And yes, this is a basic promo post for libraries.
So, here we go. I will present the author's suggestions, then my humble observations:
- "Subscribe to The Economist and read every issue religiously. Cost: $97 + 60 minutes each week." Read it at your local public library, which is likely to subscribe to it already. Cost then would be free. And if you need additional information about something you read in the magazine, you can always ask the reference librarian.
- "Read the basic texts of the major world religions: the Torah, the New Testament, the Koran, and the teachings of Buddha. Visit a church, a mosque, a synagogue, and a temple. Cost: Materials can be obtained free online or in the mail — or for less than $50 + 20 hours." If you go to the library, these will pretty much be free. Libraries usually keep a copy of major world religion texts both for reference as well as for readers. He does make a good point: you can often get materials free from the religious organizations (this does vary from group to group). The idea of visiting places of worship I think is a good one, and it is one I think more people should do. It certainly is one I should try out some more; besides Catholic church, I've only been inside some Protestant churches, usually because someone I knew had some function I was invited to. In terms of reading the texts, I think I have a good track record, but there are still a few more out there to read.
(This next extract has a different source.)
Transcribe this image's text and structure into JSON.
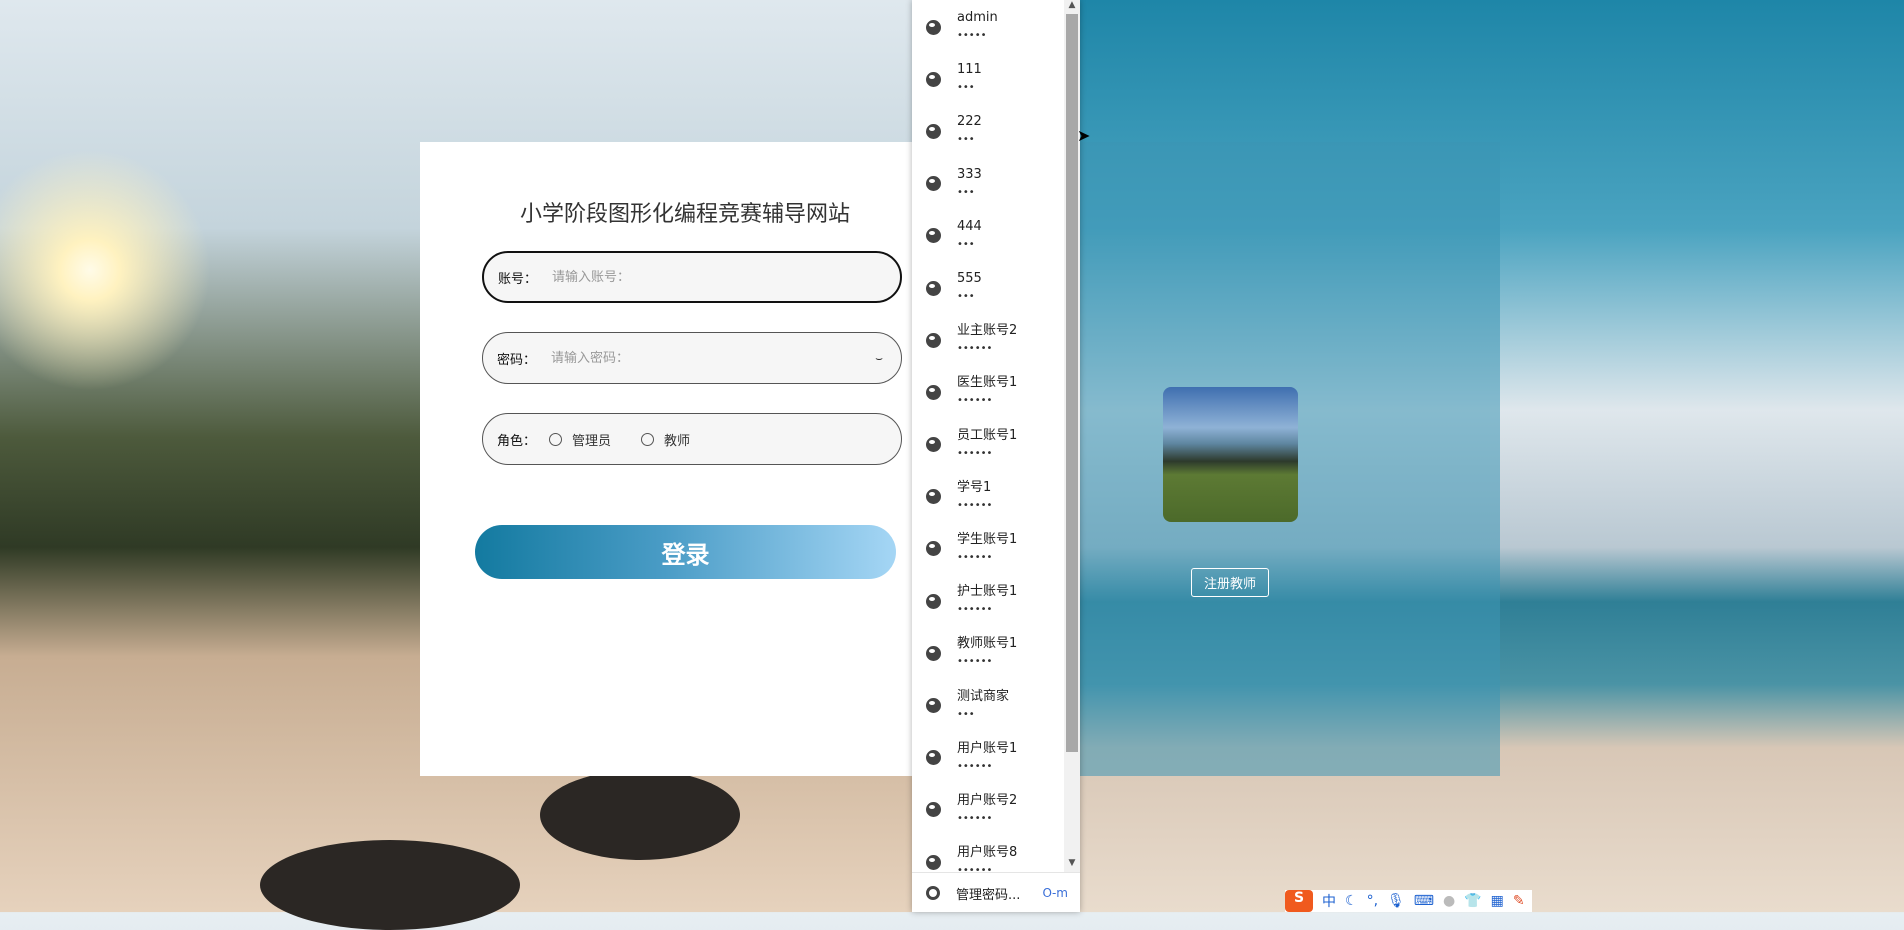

- " Read at least 30 nonfiction books and 20 classic novels. Cost: approximately $750 (be sure to support Powell's!)" Again, go to your local library. However, I will say this with a bit of a grain of salt. If the books you want to read are things you will only read once, definitely borrow them. If you think you will reread them or need them later, then do buy them. For classics, you can read a lot of them online via things like Project Gutenberg, which also has option for downloading e-books of classics to your reading device. The cost is pretty much free, unless you sprung for a reading device. Also, I would try to be a bit selective about what books to read. There are a lot of "classics" which are, to be blunt, a waste of time (or to be charitable, may not be the best for you as a reader).As for nonfiction, if all you read is Glenn Beck, Ann Coulter, Bill O'Reilly, or Keith Olbermann (what, you thought I was just going to only mention right wing people?), you won't get very far in your education. Need help deciding what to read? Many public libraries have librarians who specialize in reader's advisory. Ask them what may be good to read. And yes, I do reader's advisory too, so you can ask me as well.
- "Instead of reading the entire Encyclopedia Britannica, read The Know-It-All by A. J. Jacobs, a good summary. Cost: $10 or less." If Jacobs' other book is any indication, this one is one to borrow, not buy. The book is not bad, just not a keeper.